В V в. до н. э. Геродот, передавая общераспространенное мнение (II, 134), считает автором басен Эсопа. К числу подобных же нравоучительных рассказов принадлежат анекдоты о Гомере, о споре его с Гесиодом, о приезде в Грецию мудрого скифа Анахарсиса и т. п. Наконец, так слагались и распространялись мелкие рассказы, вроде новелл, отчасти на основе «бродячих» сюжетов. Многие из них вошли в сочинения историков, особенно Геродота. Таков, например, рассказ о сокровищнице египетского царя Рампсинита (II, 121). Вместе с тем стали распространяться и новые религиозные воззрения, в том числе учение секты орфиков, т. е. последователей мифического певца Орфея, побывавшего будто бы в загробном мире. В Афинах распространение орфизма связано с деятельностью Ономакрита при дворе Писистрата. Учение это мистическое и проникнуто глубоким пессимизмом. Оно утверждало, что «тело есть гробница души». Оно отрицало ценность земной жизни и имело реакционный характер.

Такие перемены в общественном сознании произошли в результате крупных экономических сдвигов, наступивших в VII в. до н. э. — прежде всего на побережье Малой Азии и на прилегающих к нему островах.

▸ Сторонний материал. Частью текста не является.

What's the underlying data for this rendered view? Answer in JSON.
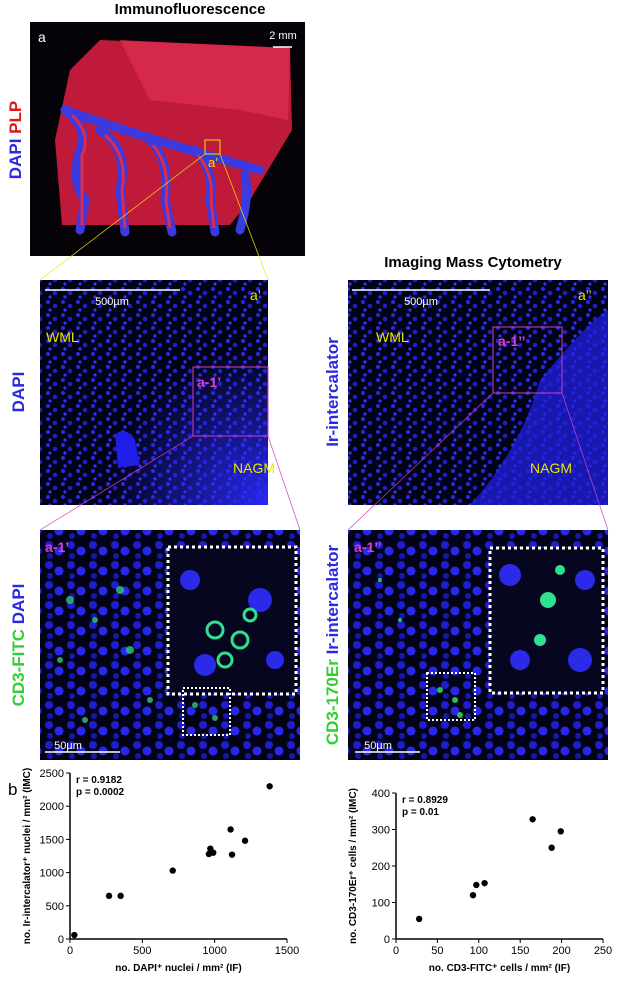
{
  "headings": {
    "immunofluorescence": "Immunofluorescence",
    "imc": "Imaging Mass Cytometry",
    "panel_a": "a",
    "panel_b": "b"
  },
  "overview": {
    "scale": "2 mm",
    "box_label": "a’",
    "stain_1": "DAPI",
    "stain_2": "PLP"
  },
  "if_panel": {
    "corner": "a’",
    "scale": "500µm",
    "region_1": "WML",
    "region_2": "NAGM",
    "box_label": "a-1’",
    "stain": "DAPI"
  },
  "imc_panel": {
    "corner": "a’’",
    "scale": "500µm",
    "region_1": "WML",
    "region_2": "NAGM",
    "box_label": "a-1’’",
    "stain": "Ir-intercalator"
  },
  "if_zoom": {
    "corner": "a-1’",
    "scale": "50µm",
    "stain_1": "CD3-FITC",
    "stain_2": "DAPI"
  },
  "imc_zoom": {
    "corner": "a-1’’",
    "scale": "50µm",
    "stain_1": "CD3-170Er",
    "stain_2": "Ir-intercalator"
  },
  "chart_data": [
    {
      "type": "scatter",
      "x_label": "no. DAPI⁺ nuclei / mm² (IF)",
      "y_label": "no. Ir-intercalator⁺ nuclei / mm² (IMC)",
      "annotations": [
        "r = 0.9182",
        "p = 0.0002"
      ],
      "color": "#000000",
      "x": [
        30,
        270,
        350,
        710,
        960,
        970,
        990,
        1110,
        1120,
        1210,
        1380
      ],
      "values": [
        60,
        650,
        650,
        1030,
        1280,
        1360,
        1300,
        1650,
        1270,
        1480,
        2300
      ],
      "xlim": [
        0,
        1500
      ],
      "xticks": [
        0,
        500,
        1000,
        1500
      ],
      "ylim": [
        0,
        2500
      ],
      "yticks": [
        0,
        500,
        1000,
        1500,
        2000,
        2500
      ]
    },
    {
      "type": "scatter",
      "x_label": "no. CD3-FITC⁺ cells / mm² (IF)",
      "y_label": "no. CD3-170Er⁺ cells / mm² (IMC)",
      "annotations": [
        "r = 0.8929",
        "p = 0.01"
      ],
      "color": "#000000",
      "x": [
        28,
        93,
        97,
        107,
        165,
        188,
        199
      ],
      "values": [
        55,
        120,
        148,
        153,
        328,
        250,
        295
      ],
      "xlim": [
        0,
        250
      ],
      "xticks": [
        0,
        50,
        100,
        150,
        200,
        250
      ],
      "ylim": [
        0,
        400
      ],
      "yticks": [
        0,
        100,
        200,
        300,
        400
      ]
    }
  ]
}
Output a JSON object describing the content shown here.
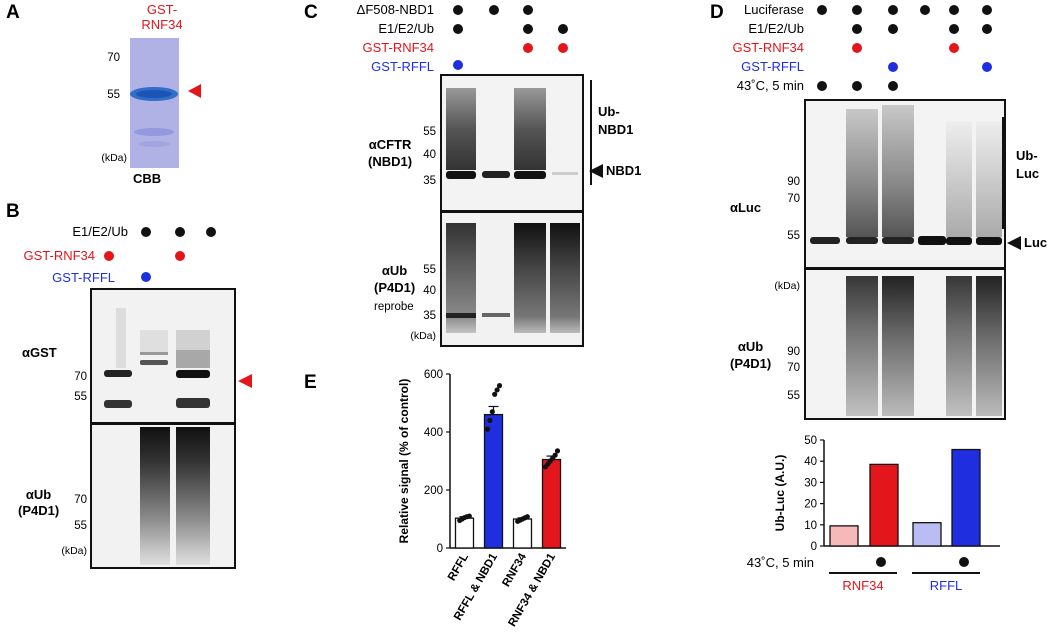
{
  "panel_a": {
    "letter": "A",
    "protein_label": [
      "GST-",
      "RNF34"
    ],
    "markers": [
      "70",
      "55"
    ],
    "unit": "(kDa)",
    "stain": "CBB"
  },
  "panel_b": {
    "letter": "B",
    "rows": [
      "E1/E2/Ub",
      "GST-RNF34",
      "GST-RFFL"
    ],
    "blots": [
      {
        "label": "αGST",
        "markers": [
          "70",
          "55"
        ]
      },
      {
        "label": [
          "αUb",
          "(P4D1)"
        ],
        "markers": [
          "70",
          "55"
        ],
        "unit": "(kDa)"
      }
    ]
  },
  "panel_c": {
    "letter": "C",
    "rows": [
      "ΔF508-NBD1",
      "E1/E2/Ub",
      "GST-RNF34",
      "GST-RFFL"
    ],
    "blots": [
      {
        "label": [
          "αCFTR",
          "(NBD1)"
        ],
        "markers": [
          "55",
          "40",
          "35"
        ]
      },
      {
        "label": [
          "αUb",
          "(P4D1)"
        ],
        "sublabel": "reprobe",
        "markers": [
          "55",
          "40",
          "35"
        ],
        "unit": "(kDa)"
      }
    ],
    "annotations": {
      "ub_nbd1": [
        "Ub-",
        "NBD1"
      ],
      "nbd1": "NBD1"
    }
  },
  "panel_d": {
    "letter": "D",
    "rows": [
      "Luciferase",
      "E1/E2/Ub",
      "GST-RNF34",
      "GST-RFFL",
      "43˚C, 5 min"
    ],
    "blots": [
      {
        "label": "αLuc",
        "markers": [
          "90",
          "70",
          "55"
        ]
      },
      {
        "label": [
          "αUb",
          "(P4D1)"
        ],
        "markers": [
          "90",
          "70",
          "55"
        ],
        "unit": "(kDa)"
      }
    ],
    "annotations": {
      "ub_luc": [
        "Ub-",
        "Luc"
      ],
      "luc": "Luc"
    },
    "heat_row": "43˚C, 5 min",
    "groups": [
      "RNF34",
      "RFFL"
    ]
  },
  "panel_e": {
    "letter": "E"
  },
  "colors": {
    "red": "#e3161c",
    "blue": "#1f2fe0",
    "light_red": "#f6b8b8",
    "light_blue": "#b9bdf4"
  },
  "chart_data": [
    {
      "type": "bar",
      "panel": "E",
      "categories": [
        "RFFL",
        "RFFL & NBD1",
        "RNF34",
        "RNF34 & NBD1"
      ],
      "values": [
        103,
        460,
        100,
        305
      ],
      "errors": [
        5,
        28,
        4,
        12
      ],
      "points": [
        [
          95,
          100,
          105,
          108,
          110
        ],
        [
          410,
          440,
          470,
          530,
          545,
          560
        ],
        [
          92,
          96,
          100,
          104,
          108
        ],
        [
          280,
          290,
          300,
          310,
          320,
          335
        ]
      ],
      "colors": [
        "#ffffff",
        "#1f2fe0",
        "#ffffff",
        "#e3161c"
      ],
      "xlabel": "",
      "ylabel": "Relative signal (% of control)",
      "ylim": [
        0,
        600
      ],
      "yticks": [
        0,
        200,
        400,
        600
      ]
    },
    {
      "type": "bar",
      "panel": "D",
      "categories": [
        "RNF34",
        "RNF34 43˚C",
        "RFFL",
        "RFFL 43˚C"
      ],
      "values": [
        9.5,
        38.5,
        11,
        45.5
      ],
      "colors": [
        "#f6b8b8",
        "#e3161c",
        "#b9bdf4",
        "#1f2fe0"
      ],
      "xlabel": "",
      "ylabel": "Ub-Luc (A.U.)",
      "ylim": [
        0,
        50
      ],
      "yticks": [
        0,
        10,
        20,
        30,
        40,
        50
      ]
    }
  ]
}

Колыбелью греческой науки была Иония, которая в VII и VI вв. играла руководящую роль в жизни греков. Тут был ряд цветущих городов — Смирна, Эфес, Колофон, Милет и др. Отсюда в разные концы греческого мира были выведены колонии, с которыми поддерживалась постоянная связь. Население приморских областей — а таких было большинство — было тесно связано с морем, часто путешествовало в другие страны, поддерживало торговые отношения с самыми культурными народами Востока, знакомилось с их бытом и нравами. У него, естественно, вырабатывалась особая любознательность и наблюдательность, особая пытливость ума.

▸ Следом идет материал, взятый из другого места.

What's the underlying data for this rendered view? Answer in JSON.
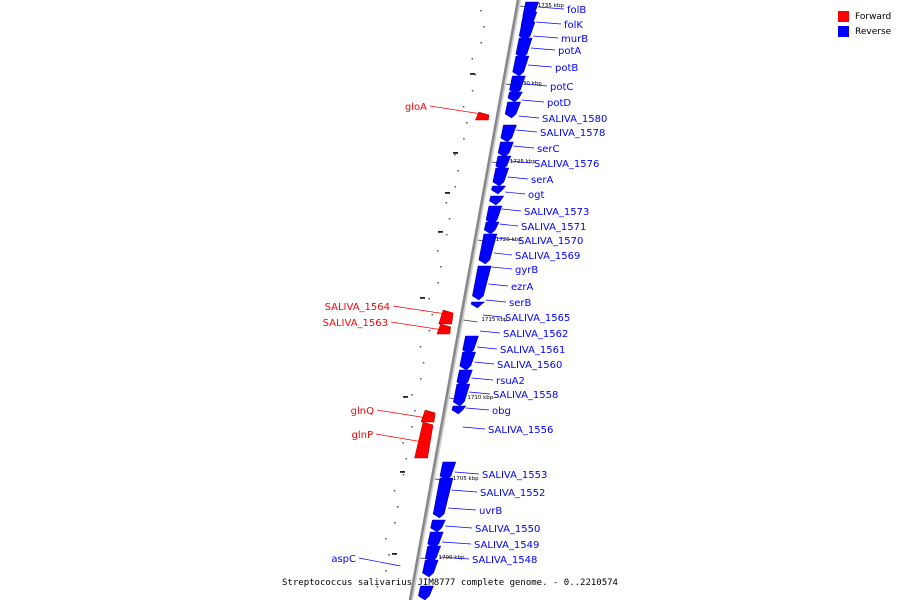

Развитие торговли и промышленности вызывало потребность в Научных опытах, в географических и астрономических наблюдениях, в математических выкладках, в знании исторического прошлого страны. Стремление осмыслить сущность окружающего мира породило первые, философские учения. Но возникшая в это время философия еще не имела того специального значения, какое она имеет в новое время. Как показывает самое слово, это была «любовь к мудрости», и она охватывала все отрасли науки. Одновременно стали появляться и первые труды по истории.

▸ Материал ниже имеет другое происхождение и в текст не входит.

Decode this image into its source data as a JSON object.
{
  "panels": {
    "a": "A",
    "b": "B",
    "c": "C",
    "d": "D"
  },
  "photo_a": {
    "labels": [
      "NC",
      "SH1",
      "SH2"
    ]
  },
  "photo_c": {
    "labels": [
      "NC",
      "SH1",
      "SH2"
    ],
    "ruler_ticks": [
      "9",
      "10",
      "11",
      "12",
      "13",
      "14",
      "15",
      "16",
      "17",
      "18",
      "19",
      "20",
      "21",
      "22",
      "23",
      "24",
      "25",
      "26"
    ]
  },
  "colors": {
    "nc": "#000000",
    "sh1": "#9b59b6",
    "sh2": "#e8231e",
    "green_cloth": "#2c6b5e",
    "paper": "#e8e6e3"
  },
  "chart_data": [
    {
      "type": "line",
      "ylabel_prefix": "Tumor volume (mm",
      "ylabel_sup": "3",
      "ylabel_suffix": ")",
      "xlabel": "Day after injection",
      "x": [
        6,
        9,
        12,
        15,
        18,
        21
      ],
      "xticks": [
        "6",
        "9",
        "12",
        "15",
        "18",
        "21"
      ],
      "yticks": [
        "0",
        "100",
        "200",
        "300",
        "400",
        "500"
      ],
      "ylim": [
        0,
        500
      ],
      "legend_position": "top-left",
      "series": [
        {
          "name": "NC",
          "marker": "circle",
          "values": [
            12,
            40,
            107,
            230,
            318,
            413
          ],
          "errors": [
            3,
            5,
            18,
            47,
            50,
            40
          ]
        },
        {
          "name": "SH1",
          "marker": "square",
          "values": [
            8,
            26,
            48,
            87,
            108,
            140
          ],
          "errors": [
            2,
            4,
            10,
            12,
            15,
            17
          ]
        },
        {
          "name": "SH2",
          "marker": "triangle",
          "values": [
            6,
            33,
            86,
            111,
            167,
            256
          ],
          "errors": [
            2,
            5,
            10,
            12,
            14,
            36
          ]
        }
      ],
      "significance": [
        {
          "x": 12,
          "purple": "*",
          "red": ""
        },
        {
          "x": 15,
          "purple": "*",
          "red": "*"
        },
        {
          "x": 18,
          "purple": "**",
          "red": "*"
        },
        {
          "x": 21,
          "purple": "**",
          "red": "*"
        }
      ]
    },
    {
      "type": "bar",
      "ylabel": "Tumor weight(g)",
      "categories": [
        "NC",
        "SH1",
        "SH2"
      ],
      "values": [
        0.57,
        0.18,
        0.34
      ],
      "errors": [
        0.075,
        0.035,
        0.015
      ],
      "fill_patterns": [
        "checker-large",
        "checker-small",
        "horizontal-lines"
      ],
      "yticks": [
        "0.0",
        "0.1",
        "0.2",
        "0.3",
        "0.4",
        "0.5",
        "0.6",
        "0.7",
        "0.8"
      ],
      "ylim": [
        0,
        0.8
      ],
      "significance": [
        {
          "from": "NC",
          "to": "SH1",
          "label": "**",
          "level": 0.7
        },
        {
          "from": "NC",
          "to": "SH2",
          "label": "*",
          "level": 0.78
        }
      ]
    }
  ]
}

Уроженцами Милета были первые философы-физики Фалес, Анаксимандр, Анаксимен и историк Гекатей; в Эфесе жил Гераклит, из Колофона происходил Ксенофан, с острова Самоса — Пифагор. Эти мыслители и сделали первые попытки изложить простым языком новые оригинальные мысли. Так возник язык прозы. К сожалению, сочинения этих философов не сохранились и известны лишь по незначительным отрывкам. Однако несомненно, что они заложили основы для всей позднейшей науки, философии и литературы. Их сочинения имели не только узконаучное значение, но и общелитературное — тем более, что они создавали особые формы художественной речи. Они являются первыми образцами ионийской прозы, но язык их еще сильно напоминает поэзию. Фалес ничего не писал, а излагал свое учение устно. Анаксимандру принадлежало первое прозаическое сочинение на греческом языке. Однако некоторые из философов, как Ксенофан, Парменид, Эмпедокл, явно продолжая традицию дидактического эпоса, излагали свои учения в стихотворной форме.